Feeling the Power of Steam

Long before technology ruled the world, the power of the steam engine reigned supreme. You have the chance to take a step back in time and experience the true power of steam engines for yourself at the Old Petrie Town Steam Fair on the first weekend in June. Hosted by the Queensland Steam and Vintage Machinery Society Inc., the fair is the largest steam engine and heritage event in Queensland and will feature an array of machinery including standalone engines, old tractors, vintage cars and so much more.


Have you ever wondered how things worked on the farm long before you were born? Or even the machinery used to make local suburban roads? Or better yet, maybe the kids have hit you with these curly queries.


The answers to these questions will likely be part of the steam fair. Initially started in the 1990s, the steam fair has been a regular event in the community, with the exception of a few years in the early 2000s.



Queensland Steam and Vintage Machinery Society Inc. president Bill Ives has a passion for all things steam engines and has been a part of the society now for 35 years.


“My interest stems from my father because he was interested in all things mechanical,” Bill explains. “But my first real recollection of a steam engine was when I was three in 1965. I was standing on a station platform in Sydney and the vintage train was there, so that's my first recollection. And then in 1974, we were at a railway museum and I said to my dad, ‘I'm going to drive one of those one day.’


“And then I did. About five years later, I started working on them at a railway museum in New South Wales. We moved to Queensland in the 80s and in 1990 I bought a Marshall steam roller and not everyone can say they have their own steam roller.”


With more than 60 members from across the City of Moreton Bay council area, the Queensland Steam and Vintage Machinery Society Inc. work hard to keep more than just the magic of steam engines alive for future generations. New members are always encouraged to join the group.

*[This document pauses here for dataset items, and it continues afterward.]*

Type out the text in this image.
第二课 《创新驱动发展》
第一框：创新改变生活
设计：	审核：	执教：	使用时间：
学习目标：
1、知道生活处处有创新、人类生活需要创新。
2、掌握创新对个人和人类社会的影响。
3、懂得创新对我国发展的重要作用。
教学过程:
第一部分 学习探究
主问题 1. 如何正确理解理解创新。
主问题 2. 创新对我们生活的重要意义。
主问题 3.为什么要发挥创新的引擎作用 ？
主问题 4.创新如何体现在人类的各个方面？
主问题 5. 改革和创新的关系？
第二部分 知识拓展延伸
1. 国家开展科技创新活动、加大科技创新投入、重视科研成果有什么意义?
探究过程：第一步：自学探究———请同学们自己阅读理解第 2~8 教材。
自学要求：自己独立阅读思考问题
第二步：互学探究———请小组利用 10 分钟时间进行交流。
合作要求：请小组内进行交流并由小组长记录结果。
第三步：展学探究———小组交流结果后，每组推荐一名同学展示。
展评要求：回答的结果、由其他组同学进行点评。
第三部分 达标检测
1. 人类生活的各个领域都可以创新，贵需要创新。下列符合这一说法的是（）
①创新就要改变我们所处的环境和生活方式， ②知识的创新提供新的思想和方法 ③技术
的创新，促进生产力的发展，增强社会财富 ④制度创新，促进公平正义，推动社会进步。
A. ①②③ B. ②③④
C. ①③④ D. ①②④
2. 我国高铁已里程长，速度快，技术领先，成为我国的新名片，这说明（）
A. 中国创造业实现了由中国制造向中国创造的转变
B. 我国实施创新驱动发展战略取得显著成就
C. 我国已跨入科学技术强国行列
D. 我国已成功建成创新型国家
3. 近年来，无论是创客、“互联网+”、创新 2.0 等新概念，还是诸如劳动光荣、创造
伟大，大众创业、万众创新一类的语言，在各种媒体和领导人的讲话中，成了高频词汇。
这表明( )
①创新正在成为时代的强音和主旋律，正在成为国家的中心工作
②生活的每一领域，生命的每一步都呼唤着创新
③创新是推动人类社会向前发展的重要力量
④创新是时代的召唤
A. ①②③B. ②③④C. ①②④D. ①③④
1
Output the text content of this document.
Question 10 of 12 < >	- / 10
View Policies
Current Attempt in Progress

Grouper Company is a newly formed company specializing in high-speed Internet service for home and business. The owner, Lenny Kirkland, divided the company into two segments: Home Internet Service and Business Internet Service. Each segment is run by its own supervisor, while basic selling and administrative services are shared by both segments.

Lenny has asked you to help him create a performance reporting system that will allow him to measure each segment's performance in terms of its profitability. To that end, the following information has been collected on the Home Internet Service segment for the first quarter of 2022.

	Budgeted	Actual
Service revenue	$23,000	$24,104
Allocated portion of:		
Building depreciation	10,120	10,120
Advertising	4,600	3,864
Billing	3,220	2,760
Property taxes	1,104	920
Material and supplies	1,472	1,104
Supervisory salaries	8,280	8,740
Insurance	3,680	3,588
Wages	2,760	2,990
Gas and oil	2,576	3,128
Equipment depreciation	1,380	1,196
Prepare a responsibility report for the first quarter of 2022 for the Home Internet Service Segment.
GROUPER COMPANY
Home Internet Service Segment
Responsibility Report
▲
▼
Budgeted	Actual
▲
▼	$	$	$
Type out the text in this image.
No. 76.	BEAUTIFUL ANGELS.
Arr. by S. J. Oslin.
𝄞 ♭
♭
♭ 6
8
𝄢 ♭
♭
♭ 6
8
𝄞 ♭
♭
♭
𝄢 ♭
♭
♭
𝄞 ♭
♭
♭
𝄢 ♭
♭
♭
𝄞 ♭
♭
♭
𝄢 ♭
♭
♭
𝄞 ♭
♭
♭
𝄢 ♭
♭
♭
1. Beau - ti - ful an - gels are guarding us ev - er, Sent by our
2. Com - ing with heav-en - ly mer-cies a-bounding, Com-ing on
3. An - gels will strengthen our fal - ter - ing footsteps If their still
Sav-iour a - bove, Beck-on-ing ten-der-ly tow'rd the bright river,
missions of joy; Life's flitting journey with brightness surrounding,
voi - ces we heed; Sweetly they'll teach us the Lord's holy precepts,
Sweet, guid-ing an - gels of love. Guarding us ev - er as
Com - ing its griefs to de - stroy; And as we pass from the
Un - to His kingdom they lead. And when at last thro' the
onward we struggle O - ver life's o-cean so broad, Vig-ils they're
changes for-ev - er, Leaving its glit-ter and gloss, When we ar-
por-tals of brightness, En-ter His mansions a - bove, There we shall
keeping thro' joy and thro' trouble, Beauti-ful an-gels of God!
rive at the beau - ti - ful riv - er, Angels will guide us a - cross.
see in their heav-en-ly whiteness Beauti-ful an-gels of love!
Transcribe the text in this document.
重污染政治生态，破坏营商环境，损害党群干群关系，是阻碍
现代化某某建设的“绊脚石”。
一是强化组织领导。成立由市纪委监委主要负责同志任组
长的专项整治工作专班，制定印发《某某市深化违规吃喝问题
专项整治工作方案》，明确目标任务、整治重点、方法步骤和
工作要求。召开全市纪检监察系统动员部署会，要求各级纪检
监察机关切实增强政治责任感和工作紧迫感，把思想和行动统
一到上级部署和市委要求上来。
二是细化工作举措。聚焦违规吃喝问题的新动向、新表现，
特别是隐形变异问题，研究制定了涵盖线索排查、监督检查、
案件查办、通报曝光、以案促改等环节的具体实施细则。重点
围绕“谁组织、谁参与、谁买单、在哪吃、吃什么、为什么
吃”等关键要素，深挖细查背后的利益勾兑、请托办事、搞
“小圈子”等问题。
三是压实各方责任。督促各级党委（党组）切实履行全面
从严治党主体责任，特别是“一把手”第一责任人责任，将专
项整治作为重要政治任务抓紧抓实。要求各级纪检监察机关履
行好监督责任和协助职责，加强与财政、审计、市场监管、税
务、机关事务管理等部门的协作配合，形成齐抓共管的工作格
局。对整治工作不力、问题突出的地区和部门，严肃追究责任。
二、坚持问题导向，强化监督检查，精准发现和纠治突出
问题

“We're trying to encourage more people to come on board because let’s face it most of us aren’t young anymore,” Bill says. “We're all happy to help people understand the old machinery. If they want to get involved, we're happy to take on new members and we will show them what they want to know.


“If they want to learn how to run a steam engine, then we'll teach them how to run a steam engine. If they want to know how to work on stationary engines, petrol engines, that sort of thing, we'll do that as well. We will also assist anyone looking to get their qualifications in steam engines.”


“I mainly work with steam engines and to me, it’s like they’re alive, because you have to work with the elements to make them run.” Bill

So what can visitors expect to see and do across the steam fair weekend?


“They'll see tractor engines driving around, so big steam tractors weighing up to 20 tonnes,  steam rollers that used to make the roads around local suburban areas, steam portable engines driving different types of belt driven machinery and there's going to be vintage tractors and vintage cars too,” Bill explains.


“On the Sunday, the normal markets will be on as well. Our steam museum will be open, so the mill engine, which is an engine used for crushing sugar cane up north will be running, it's got a 13-foot flywheel and it weighs about 12 tonnes, just the flywheel alone!


“There's an engine out of a steamship that we run, so it should be running that weekend as well. There'll be something for everybody to see with different displays and demonstrations around the park.


“The steam engines and tractors have a designated roadway, so people will be able to see them in action as they drive up and down the roadway. So, they'll be able to see them doing what they were made to do.”


Having been lovingly restored to its former glory, the oldest engine in the shed is from around 1884. The oldest one running during the steam fair is from 1900, certainly a historic piece of machinery.


“It’s great that members of the public can see some of these really old pieces in operation in our shed, they can’t get on them, they can’t touch them, but they can see them,” Bill says. “I mainly work with steam engines and to me, it’s like they’re alive because you have to work with the elements to make them run. There’s a lot of thinking involved in the process, you have to consider whether you have enough water, whether you have enough fire, what the air is going into the boiler like, that sort of thing. So there is a bit of skill behind it.”


For Bill, one of the best things about hosting events at the museum is seeing the reaction from visitors.


“There's a lot of, ‘Oh wow, what's that? Or how big is it?’ There's usually lots of smiles, especially on the faces of kids,” Bill says. “And you see the older people that may remember steam trains when they were originally running.


“We also have people come up to us and say, ‘My grandfather used to have one of those steam tractors on the farm and they used to do ploughing with it.’ So it’s just the opportunity to share in and see the joy on everyone’s faces.”


If you’re looking for something to do on the first official weekend in winter, you don’t want to miss all the fun and flair of the Old Petrie Town Steam Fair.


“We want people to come out and enjoy themselves and enjoy Old Petrie Town because it's a great place to go,” Bill says.


“It's just a great place for the whole family and on top of that, our steam event is always great. It’s as good as we can make it and we just want people to go away knowing they have enjoyed themselves and most people do.”


Don’t miss the 2024 Old Petrie Town Steam Fair on the weekend of June 1 (10am-4pm) and June 2 (7am-1pm) at Old Petrie Town, 901 Dayboro Road, Whiteside. Entry to the event is free, but donations are happily accepted.